As well as scrutinising paramilitary activity, the body would examine if the British government is keeping to its promises on demilitarisation and whether parties in a devolved Assembly are honouring their pledge to pursue exclusively peaceful and democratic means.

Ulster Unionists have been divided over the proposed body and other proposals from the two governments which would enable paramilitaries who fled Northern Ireland during the Troubles to return without facing jail.

Three rebel MPs – Jeffrey Donaldson, David Burnside and the Reverend Martin Smyth – resigned the UUP whip at Westminster in June because the party’s ruling council would not reject the plans.

Their protest angered the UUP hierarchy which has launched disciplinary action.

Supporters of the three MPs have forced tomorrow’s meeting of the 900-member Ulster Unionist Council in a bid to stop the disciplinary moves.

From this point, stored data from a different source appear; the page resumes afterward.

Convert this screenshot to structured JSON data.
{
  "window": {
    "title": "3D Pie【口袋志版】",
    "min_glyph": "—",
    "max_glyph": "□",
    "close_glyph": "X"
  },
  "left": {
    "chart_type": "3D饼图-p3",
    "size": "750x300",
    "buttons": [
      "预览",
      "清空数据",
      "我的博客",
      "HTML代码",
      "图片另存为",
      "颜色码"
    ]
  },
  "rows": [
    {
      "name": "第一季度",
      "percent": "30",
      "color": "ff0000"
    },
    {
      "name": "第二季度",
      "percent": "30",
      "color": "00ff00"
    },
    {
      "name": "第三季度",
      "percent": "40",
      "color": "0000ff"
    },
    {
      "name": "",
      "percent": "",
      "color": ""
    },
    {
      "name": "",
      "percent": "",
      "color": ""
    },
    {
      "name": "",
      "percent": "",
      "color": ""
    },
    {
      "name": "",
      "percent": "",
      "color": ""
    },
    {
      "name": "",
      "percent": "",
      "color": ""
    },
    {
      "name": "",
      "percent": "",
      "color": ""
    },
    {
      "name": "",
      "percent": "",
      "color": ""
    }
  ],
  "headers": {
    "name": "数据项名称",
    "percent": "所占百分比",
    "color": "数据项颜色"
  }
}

London and Dublin hoped this week the international monitoring body would have allayed unionist concerns ahead of the meeting about the Irish government’s role.

However Mr Donaldson claimed it still gave Dublin a say in the internal affairs of the Northern Ireland Assembly.

Mr Donaldson also called on the UUP leadership to drop its disciplinary action, warning it could result in a “cataclysmic clash” with the MPs’ constituency associations.

Mr Armstrong has supported his leader in several battles with the Donaldson wing of the party since 1998.

UUP members will be watching closely to see if it marks the start of a stampede of other members of the Assembly group, once a loyal powerbase for Mr Trimble, against him.

Mr Armstrong said: “I have been consistent in my support for efforts to return accountable, inclusive, democratic government to this part of the United Kingdom.

“I am now convinced that the joint declaration and the monitoring body will not achieve this. They fail to send the message to the republican movement that its private army and continued paramilitary activities are not acceptable in a democratic society.

“We need a road map which will lead republicans to renounce terror in word and deed and this is not provided by the joint declaration or the monitoring body.”